Galli podría reservarse el título de presidente de su propia corte suprema, implantar un parlamento, un tribunal inferior y un poder ejecutivo, todos ellos con sus correspondientes sistemas de selección y atribuciones específicas.
Aunque le represente algo mas de trabajo, seguramente no terminará durmiendo tres horas y acostandosé con temblores.

Nota: casi finalizando este post, recibo por rss el post de Fabio sobre el mismo tema. Recomiendo su lectura.

Nota2: me olvidé de poner la causa de mi baneo en meneame, antes de que algun trastornado de los que nunca faltan venga a publicarlo.
En esta noticia, los comentarios que figuran como usuario –2889– son los míos. Ni siquiera el nombre y apellido me dejaron.
Notarán inmediatamente que me merezco el baneo instantaneo, ya que con nombre y apellido no uso la diplomacia para mandar a la mierda a alguien.
Otros, en cambio, te putean sin decirte puto aunque dicen cagarse en el karma y los bans de meneame. Sin embargo, se cuidan mucho de ser baneados.

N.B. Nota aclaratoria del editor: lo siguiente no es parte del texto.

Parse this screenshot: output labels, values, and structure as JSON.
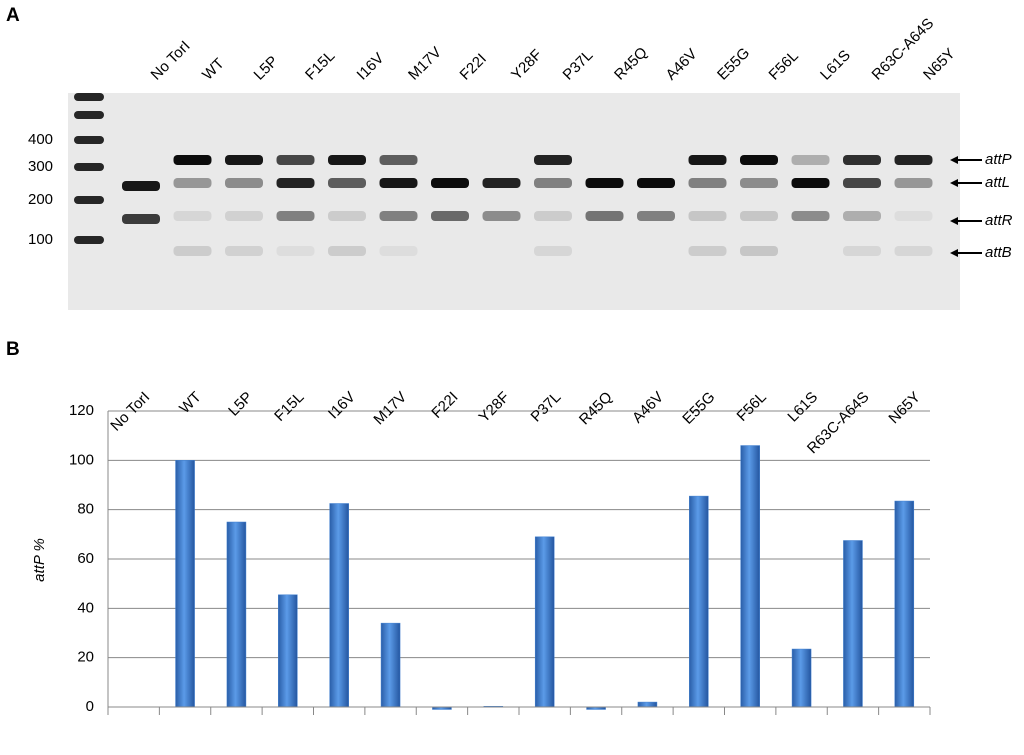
{
  "panel_labels": [
    "A",
    "B"
  ],
  "gel": {
    "lanes": [
      "No TorI",
      "WT",
      "L5P",
      "F15L",
      "I16V",
      "M17V",
      "F22I",
      "Y28F",
      "P37L",
      "R45Q",
      "A46V",
      "E55G",
      "F56L",
      "L61S",
      "R63C-A64S",
      "N65Y"
    ],
    "ladder_labels": [
      "400",
      "300",
      "200",
      "100"
    ],
    "band_labels": [
      "attP",
      "attL",
      "attR",
      "attB"
    ]
  },
  "chart_data": {
    "type": "bar",
    "y_label": "attP %",
    "categories": [
      "No TorI",
      "WT",
      "L5P",
      "F15L",
      "I16V",
      "M17V",
      "F22I",
      "Y28F",
      "P37L",
      "R45Q",
      "A46V",
      "E55G",
      "F56L",
      "L61S",
      "R63C-A64S",
      "N65Y"
    ],
    "values": [
      null,
      100,
      75,
      45.5,
      82.5,
      34,
      -1,
      0.3,
      69,
      -1,
      2,
      85.5,
      106,
      23.5,
      67.5,
      83.5
    ],
    "color": "#3f7fd0",
    "ylim": [
      0,
      120
    ],
    "yticks": [
      0,
      20,
      40,
      60,
      80,
      100,
      120
    ],
    "grid": true
  }
}
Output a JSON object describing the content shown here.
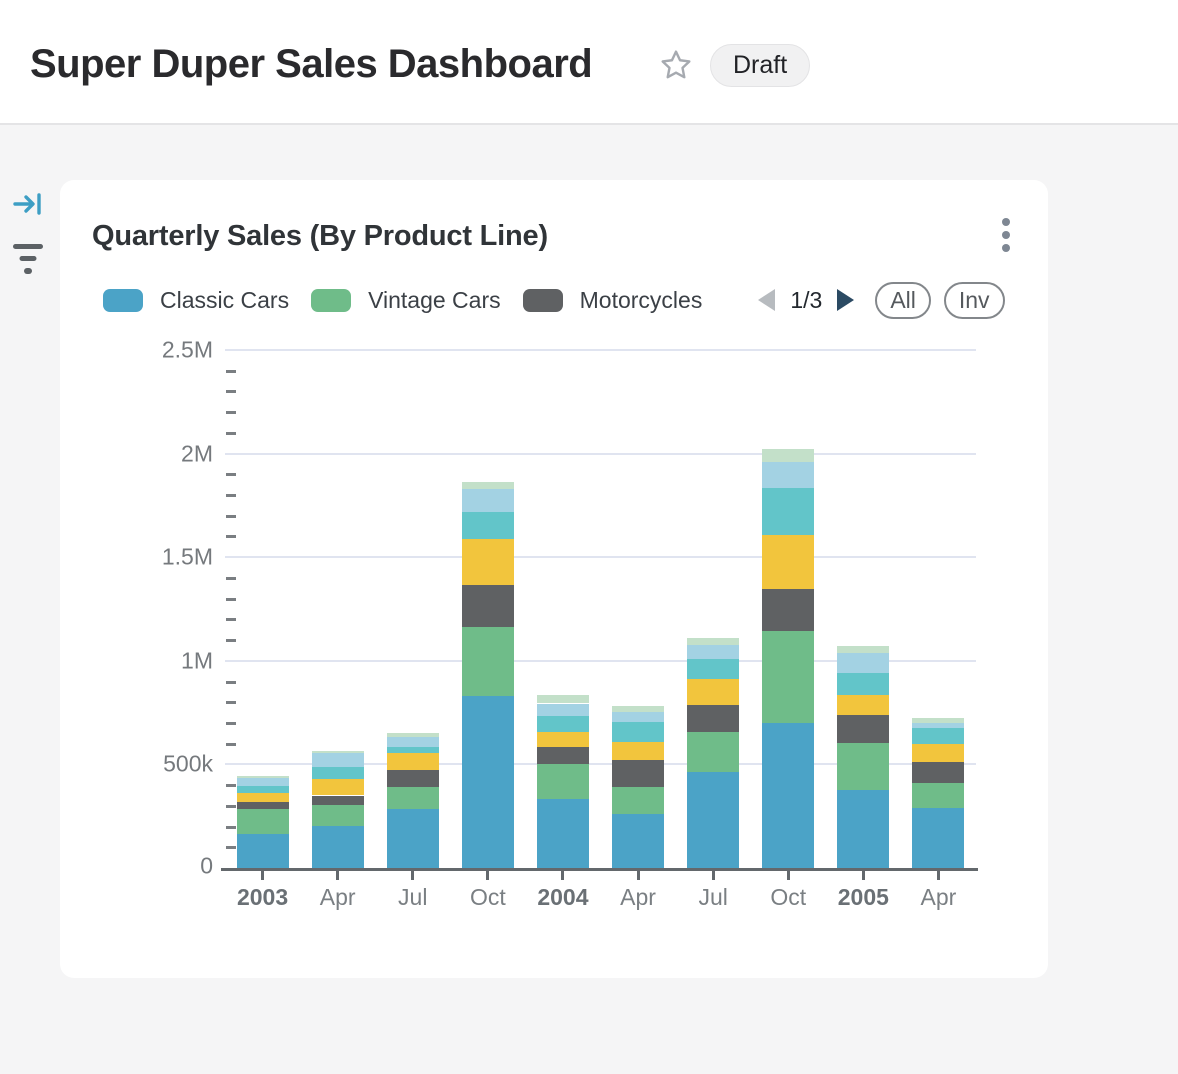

(*) El anonimato en internet no puede confundirse con impunidad. Debe respetarse en el sentido de la preservación de la libertad de expresión, del resguardo de los datos personales ante los comerciantes inescrupulosos que son capaces de matar a su madre si por ello reciben dos centavos.
Pero nunca puede esgrimirse el anonimato para la injuria y la calumnia sin consecuencias.
Muchos, como es mi caso, comentamos en foros y blogs con nuestro nombre y apellido. Tenemos nuestros dominios a nuestro nombre. No nos ocultamos detrás de un muro virtual para tirar piedras y no recibir ninguna.
Quienes no tenemos intereses que esconder, no nos escondemos.
Estas actitudes, en sitios como meneame, deberían comenzar a ser consideradas una virtud y utilizadas como premisa para separar un poco la paja del trigo.